- Russian: Шкурник
- Directed by: Mykola Shpykovskyi [uk]
- Written by: Vadym Okhremenko [uk]; Boris Rozenzvejg; Mykola Shpykovskyi;
- Starring: Ivan Sadovskiy [uk]; Luka Lyashenko [uk]; Dmytro Kapka [uk];
- Cinematography: Aleksei Pankratyev
- Production company: All-Ukrainian Photo Cinema Administration
- Release date: 1929;
- Running time: 75 minutes
- Country: Soviet Union
- Languages: Silent film Russian intertitles

= The Self Seeker =

1929 film

The Self Seeker (Шкурник) is a 1929 Soviet Ukrainian comedy road film directed by Mykola Shpykovskyi.

== Plot ==
The film takes place during the Civil War in Ukraine. It follows Apollon Shmyguev, a man who is "neutral" to all regimes and is concerned only with his own selfish interests. Riding a Bactrian camel throughout Ukraine, he attempts to profit from each side of the conflict, including the Reds, the Whites, and the anarchists.

== Cast ==
- Ivan Sadovskiy as Apollon Shmyguev
- Luka Lyashenko as the Head of Partisans
- Dmytro Kapka as the Colonel
- Dora Feller-Shpikovska as the Commissar
- S. Vlasenko as Chief of the bootlegging check-point

== Reception ==
The film received mixed reception upon its release. In Osip Mandelstam's review of the film, he noted the particularly fairytale-like approach to the storyline and the outstanding cinematography. However, he also lamented that the director had failed to adequately develop the plot and had ruined it with "unnecessary propaganda": "some evil genius told Shpikovsky that, alongside the folkloric theme of the camel spy, and even in contrast to it, the theme of labour and farming must be strengthened and developed." The film was soon withdrawn from distribution by the State Committee for Cinematography, which criticised its "vile lampooning" of the civil war and depiction of the Red Army and Soviet authorities as idiotic.

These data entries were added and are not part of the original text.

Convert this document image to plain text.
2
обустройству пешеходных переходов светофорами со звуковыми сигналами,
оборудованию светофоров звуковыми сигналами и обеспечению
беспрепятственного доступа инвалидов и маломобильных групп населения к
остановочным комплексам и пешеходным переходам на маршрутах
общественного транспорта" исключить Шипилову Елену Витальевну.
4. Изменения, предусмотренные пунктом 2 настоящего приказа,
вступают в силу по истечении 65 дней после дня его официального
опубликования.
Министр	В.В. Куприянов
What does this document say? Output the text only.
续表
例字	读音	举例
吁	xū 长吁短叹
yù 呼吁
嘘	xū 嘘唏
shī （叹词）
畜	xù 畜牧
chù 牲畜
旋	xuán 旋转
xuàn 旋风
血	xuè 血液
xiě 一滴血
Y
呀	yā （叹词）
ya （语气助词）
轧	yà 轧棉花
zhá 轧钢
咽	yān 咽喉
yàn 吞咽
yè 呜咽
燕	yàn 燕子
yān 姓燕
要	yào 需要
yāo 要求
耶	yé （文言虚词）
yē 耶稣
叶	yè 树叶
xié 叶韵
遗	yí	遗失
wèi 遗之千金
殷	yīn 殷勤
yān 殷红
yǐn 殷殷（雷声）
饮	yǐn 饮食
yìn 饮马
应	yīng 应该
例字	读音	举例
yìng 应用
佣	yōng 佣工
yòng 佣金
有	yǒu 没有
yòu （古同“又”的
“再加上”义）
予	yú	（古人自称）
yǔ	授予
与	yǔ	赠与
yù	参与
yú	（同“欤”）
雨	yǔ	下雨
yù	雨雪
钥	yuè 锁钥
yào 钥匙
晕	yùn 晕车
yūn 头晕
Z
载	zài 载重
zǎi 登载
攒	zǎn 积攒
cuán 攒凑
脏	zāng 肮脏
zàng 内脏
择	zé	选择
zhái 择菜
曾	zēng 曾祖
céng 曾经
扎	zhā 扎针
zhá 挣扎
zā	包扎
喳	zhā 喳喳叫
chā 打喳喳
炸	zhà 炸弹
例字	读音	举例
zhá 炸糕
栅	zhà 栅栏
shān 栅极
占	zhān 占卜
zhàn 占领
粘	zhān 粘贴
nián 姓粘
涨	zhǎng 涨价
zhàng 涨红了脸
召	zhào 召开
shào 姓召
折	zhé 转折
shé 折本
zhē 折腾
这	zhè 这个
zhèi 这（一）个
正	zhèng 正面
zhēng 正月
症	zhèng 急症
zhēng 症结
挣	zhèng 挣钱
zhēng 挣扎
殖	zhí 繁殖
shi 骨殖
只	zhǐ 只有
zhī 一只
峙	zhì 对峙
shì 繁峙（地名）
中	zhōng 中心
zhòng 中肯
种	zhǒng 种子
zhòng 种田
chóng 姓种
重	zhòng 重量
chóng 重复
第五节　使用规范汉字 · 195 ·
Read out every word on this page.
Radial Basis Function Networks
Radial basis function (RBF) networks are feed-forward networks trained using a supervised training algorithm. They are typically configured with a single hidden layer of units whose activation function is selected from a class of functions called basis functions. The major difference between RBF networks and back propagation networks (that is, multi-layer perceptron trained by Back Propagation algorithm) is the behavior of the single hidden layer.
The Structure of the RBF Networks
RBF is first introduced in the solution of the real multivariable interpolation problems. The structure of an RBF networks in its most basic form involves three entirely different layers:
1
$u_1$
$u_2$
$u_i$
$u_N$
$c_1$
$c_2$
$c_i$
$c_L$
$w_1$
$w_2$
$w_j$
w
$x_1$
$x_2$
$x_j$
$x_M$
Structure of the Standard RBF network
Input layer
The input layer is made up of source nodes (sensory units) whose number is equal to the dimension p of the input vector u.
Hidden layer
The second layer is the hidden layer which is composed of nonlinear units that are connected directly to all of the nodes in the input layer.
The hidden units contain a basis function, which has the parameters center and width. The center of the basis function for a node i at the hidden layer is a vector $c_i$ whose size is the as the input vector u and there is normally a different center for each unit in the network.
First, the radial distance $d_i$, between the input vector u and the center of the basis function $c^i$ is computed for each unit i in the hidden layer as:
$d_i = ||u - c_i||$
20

For a long time, the film was considered lost, but in the 2000s, it was discovered in a film archive, restored, and shown at the Kyiv International Film Festival. Contemporary critics, in contrast to Mandelstam, have praised the film's "revolutionary, avant-garde nature," its timeliness, and its freedom from clichés and ideology. In its 2021 list of the 100 best films in the history of Ukrainian cinema, the National Oleksandr Dovzhenko Film Centre placed The Self Seeker at #31.